この石碑には江戸城の石が使われているそうです。

太田道灌公追慕之碑
寛正五年春江戸ノ城将太田道灌公カ上洛
参朝ノ際居城ニ就キ 勅問ニ奉答シタル
ノ歌ニ我庵は松原つつき海ちかく富士の
高嶺を軒端よそ見るノ一首アリ城ハ東ニ
川ヲ帯ビ南ハ海ニ臨ミ西ハ丘陵起伏シテ
遥ニ富士ノ秀峰ヲ仰ク歌ハ誠ニ能ク其ノ
景勝要害ヲ盡クセリ公名ハ持資関東管領
上杉定正ノ重臣タリ幼ニシテ聰邁尊王ノ
志ニ篤ク文武ノ道ニ通シ兵馬ノ技ニ精シ
ク築城ノ術ニ長セリ長禄元年城ヲ江戸氏
ノ館址ニ築キテ百代名城ノ基ヲ創メタリ
爾来此ニ居ルコト三十年能ク主家ヲ扶ケ
テ英名大ニ振ヒ八州ノ群豪風ヲ望ンデ來
リ従ウ常ニ力ヲ民治ニ效シ文事ヲ奨メ徳
化四周ニ普ク遠近ノ士庶陸続トシテ來往
シ店舗軒ヲ連ネ船舶河口ニ集ル文明十八
年公ハ讒ニ遭ヒテ相州糟屋ノ主家ニ斃レ
タリト雖其ノ城池ハ依然トシテ関東第一
ノ形勝タリ徳川氏ノ覇府ヲ経テ明治ノ 
聖代ニ及ヒ畏クモ 皇居ヲ此ニ奠メラレ
江戸ハ東京ト改稱セラレテ日ニ月ニ殷賑
ヲ加ヘ今ヤ世界第二ノ大都市トナレリ是
レ実ニ端ヲ公ノ築城ニ發シタルモノニシ
テ千古不朽ノ功業ナリト謂ウヘシ
茲ニ公ノ四百五十年祭ヲ行ウニ方リ碑ヲ
旧城ノ邊ニ建テ市民ノ永ク遺徳ヲ追頌ス
ルヲ資セントス
 昭和十一年七月二十六日
 東京市長 牛塚虎太郎
江戸城築城 五五〇年に当たって
 左にある「追慕の碑」は、太田道灌公没後四五〇年を記念して建立されましたが、今年は、道灌公が長禄元年(一四五七年)にこの千代田の地に「江戸城」を築城してから、丁度五五〇年に当たります。
 この記念すべき時に当たり、都市東京と千代田区の今日の繁栄の基礎を築いたとも言える太田道灌公の遺徳を偲んで、顕彰の標(しるし)とします。
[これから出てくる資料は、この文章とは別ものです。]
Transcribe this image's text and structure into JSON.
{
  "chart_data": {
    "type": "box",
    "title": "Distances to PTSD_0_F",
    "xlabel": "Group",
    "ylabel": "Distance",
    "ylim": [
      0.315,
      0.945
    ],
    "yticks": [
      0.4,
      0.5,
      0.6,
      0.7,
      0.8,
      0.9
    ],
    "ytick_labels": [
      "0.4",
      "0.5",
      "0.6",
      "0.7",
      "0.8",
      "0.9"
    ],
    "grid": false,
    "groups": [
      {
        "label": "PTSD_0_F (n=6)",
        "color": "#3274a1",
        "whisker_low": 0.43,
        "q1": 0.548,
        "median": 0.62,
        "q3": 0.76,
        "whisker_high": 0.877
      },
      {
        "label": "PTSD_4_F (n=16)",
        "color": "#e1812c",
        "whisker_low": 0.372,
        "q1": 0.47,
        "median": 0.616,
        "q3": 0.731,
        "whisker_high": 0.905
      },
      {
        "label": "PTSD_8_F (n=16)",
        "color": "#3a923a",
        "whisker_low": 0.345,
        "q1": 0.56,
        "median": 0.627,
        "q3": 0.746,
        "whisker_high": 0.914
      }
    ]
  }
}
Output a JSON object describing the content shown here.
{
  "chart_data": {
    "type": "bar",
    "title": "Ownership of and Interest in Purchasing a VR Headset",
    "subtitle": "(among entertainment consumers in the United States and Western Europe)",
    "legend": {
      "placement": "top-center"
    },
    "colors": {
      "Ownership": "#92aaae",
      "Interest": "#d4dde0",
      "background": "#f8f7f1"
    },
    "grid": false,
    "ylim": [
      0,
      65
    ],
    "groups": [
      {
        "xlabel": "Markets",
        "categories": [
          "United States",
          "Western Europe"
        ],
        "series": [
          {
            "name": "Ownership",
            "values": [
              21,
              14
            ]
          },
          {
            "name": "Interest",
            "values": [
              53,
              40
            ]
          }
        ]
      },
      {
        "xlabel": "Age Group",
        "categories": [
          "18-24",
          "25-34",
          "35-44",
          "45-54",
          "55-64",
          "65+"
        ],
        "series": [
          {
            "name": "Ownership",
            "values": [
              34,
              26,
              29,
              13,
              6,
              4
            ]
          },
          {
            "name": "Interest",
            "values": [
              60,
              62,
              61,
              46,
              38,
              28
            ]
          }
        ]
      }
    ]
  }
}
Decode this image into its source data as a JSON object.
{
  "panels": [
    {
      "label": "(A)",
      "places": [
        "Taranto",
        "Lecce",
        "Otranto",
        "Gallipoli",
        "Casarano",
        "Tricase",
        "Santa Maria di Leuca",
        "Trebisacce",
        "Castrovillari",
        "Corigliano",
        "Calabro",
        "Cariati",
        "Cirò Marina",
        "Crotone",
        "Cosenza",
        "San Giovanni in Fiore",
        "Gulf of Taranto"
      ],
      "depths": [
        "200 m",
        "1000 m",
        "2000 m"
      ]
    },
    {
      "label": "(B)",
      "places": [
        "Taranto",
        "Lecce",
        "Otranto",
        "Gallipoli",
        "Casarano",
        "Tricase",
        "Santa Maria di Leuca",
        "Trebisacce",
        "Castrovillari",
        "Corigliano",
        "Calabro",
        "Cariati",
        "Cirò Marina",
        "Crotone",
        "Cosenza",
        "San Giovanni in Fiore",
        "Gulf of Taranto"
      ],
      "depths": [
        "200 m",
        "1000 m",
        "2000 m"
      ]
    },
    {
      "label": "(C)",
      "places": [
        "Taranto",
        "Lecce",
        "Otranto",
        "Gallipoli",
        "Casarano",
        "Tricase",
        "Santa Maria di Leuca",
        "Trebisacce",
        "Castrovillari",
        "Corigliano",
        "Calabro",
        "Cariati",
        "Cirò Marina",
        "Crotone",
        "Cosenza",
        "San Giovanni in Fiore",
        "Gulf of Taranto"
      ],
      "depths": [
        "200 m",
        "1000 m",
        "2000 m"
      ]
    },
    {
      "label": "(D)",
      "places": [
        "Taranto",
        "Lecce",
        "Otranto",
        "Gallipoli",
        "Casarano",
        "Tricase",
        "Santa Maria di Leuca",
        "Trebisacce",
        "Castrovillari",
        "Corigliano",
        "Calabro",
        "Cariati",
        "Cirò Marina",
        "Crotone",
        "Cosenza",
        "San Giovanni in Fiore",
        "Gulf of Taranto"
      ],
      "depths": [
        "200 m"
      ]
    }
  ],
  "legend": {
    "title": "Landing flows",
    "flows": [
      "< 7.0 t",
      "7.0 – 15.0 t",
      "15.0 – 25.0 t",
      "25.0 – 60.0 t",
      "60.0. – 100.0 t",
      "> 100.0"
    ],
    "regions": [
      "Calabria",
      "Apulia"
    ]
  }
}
 太田道灌(一四三二~八六)は、室町中期の武将で歌人。名は、資長(すけなが)、道灌は法名。扇谷上杉家の重臣。一四五七年、この千代田の地に江戸城を築く。文武両道に優れ、三〇数戦して負け知らずの名将だったが、山内上杉家の策謀により主君に暗殺された、江戸時代から語り継がれた山吹伝説の歌が、悲劇の名将の横顔をいまに伝えている。
千代田区観光協会(協力)

 七重八重 花は咲けども山吹の 実のひとつだに なきぞかなしき

平成一九年九月二十五日
千代田区

1457年
長禄元年
江戸城築城
Construction of Edo Castle Fortification
江戸城は、上杉氏の家臣太田道灌(1432〜1486)によりはじめて築かれた。のち、徳川氏15代の居城となり、明治初年より皇居となった。
The castle of Edo was first built by Ota Dokan (1432-1486). Then it has been the shogun castle of the Tokugawa family for 15 generations, until the first year of the Meiji era, when it became the Imperial Palace.

江戸城だけでなく、川越城など太田道灌が築いたお城は関東のあちこちにあります。
戦国時代の人ではありませんが、室町時代後期の「築城の名人」といえるかもしれませんね。